Le commissaire estime qu’une activité comme ce forum est «très importante». Cela lui permet d’avoir un retour direct des personnes concernées, ce qui peut l’amener à faire des recommandations au gouvernement.
Directeur aux politiques et aux relations gouvernementales de l’Assemblée de la Francophonie de l’Ontario (AFO), Bryan Michaud explique à l-express.ca que l’AFO collabore régulièrement avec ces organismes. L’AFO et la FARFO ont publié en 2019 un livre blanc sur Le vieillissement des francophones en Ontario.
Pour Michel Tremblay, cette collaboration est primordiale. Aucune de ces organisations ou institution ne peut gérer ce problème de façon autonome. Les diverses Entités, la FARFO, l’AFO et le gouvernement doivent travailler «main dans la main».
Un enjeu préoccupant et d’actualité
Bryan Michaud mentionne que l’AFO observe depuis deux ans, à l’aide d’un sondage annuel, que les questions de santé gagnent de plus en plus d’importance aux yeux des franco-ontariennes et franco-ontariens. «Cela a même doublé au cours de la dernière année.»

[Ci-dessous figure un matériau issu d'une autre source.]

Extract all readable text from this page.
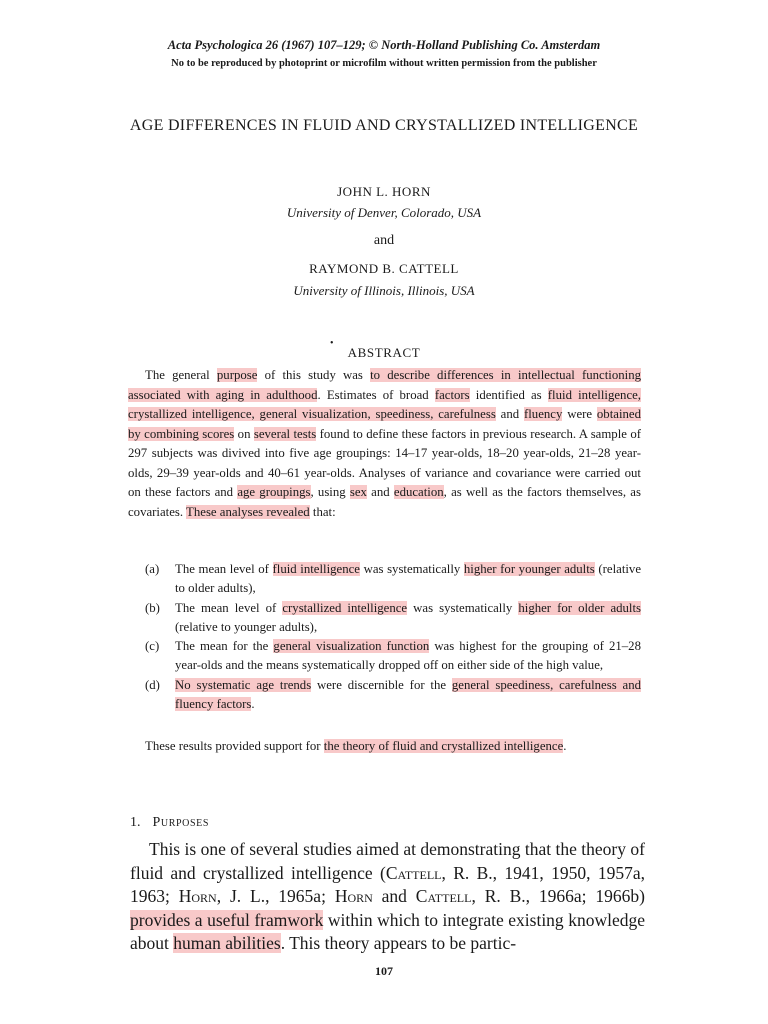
Acta Psychologica 26 (1967) 107–129; © North-Holland Publishing Co. Amsterdam
No to be reproduced by photoprint or microfilm without written permission from the publisher
AGE DIFFERENCES IN FLUID AND CRYSTALLIZED INTELLIGENCE
JOHN L. HORN
University of Denver, Colorado, USA
and
RAYMOND B. CATTELL
University of Illinois, Illinois, USA
•
ABSTRACT

The general purpose of this study was to describe differences in intellectual functioning associated with aging in adulthood. Estimates of broad factors identified as fluid intelligence, crystallized intelligence, general visualization, speediness, carefulness and fluency were obtained by combining scores on several tests found to define these factors in previous research. A sample of 297 subjects was divived into five age groupings: 14–17 year-olds, 18–20 year-olds, 21–28 year-olds, 29–39 year-olds and 40–61 year-olds. Analyses of variance and covariance were carried out on these factors and age groupings, using sex and education, as well as the factors themselves, as covariates. These analyses revealed that:

(a)	The mean level of fluid intelligence was systematically higher for younger adults (relative to older adults),
(b)	The mean level of crystallized intelligence was systematically higher for older adults (relative to younger adults),
(c)	The mean for the general visualization function was highest for the grouping of 21–28 year-olds and the means systematically dropped off on either side of the high value,
(d)	No systematic age trends were discernible for the general speediness, carefulness and fluency factors.

These results provided support for the theory of fluid and crystallized intelligence.

1. Purposes

This is one of several studies aimed at demonstrating that the theory of fluid and crystallized intelligence (Cattell, R. B., 1941, 1950, 1957a, 1963; Horn, J. L., 1965a; Horn and Cattell, R. B., 1966a; 1966b) provides a useful framwork within which to integrate existing knowledge about human abilities. This theory appears to be partic-

107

Pour Constant Ouapo, le forum ne pouvait pas mieux tomber, tant ce sujet «est d’actualité».
«Le taux de vieillissement est assez important», explique-t-il à l-express.ca. Par conséquent, «dans les prochaines années, il va y avoir une proportion de personnes ainées à prendre en charge de plus en plus importante».
L’organisation de cet évènement vise alors à sensibiliser dans une «démarche proactive». Cela permet de «discuter des problèmes et envisager des solutions avec la communauté».
Un manque d’information
Un des problèmes majeurs mis à l’avant par ce forum, selon Constant Ouapo, est «qu’il y a des services en français existants, mais qui ne sont pas utilisés».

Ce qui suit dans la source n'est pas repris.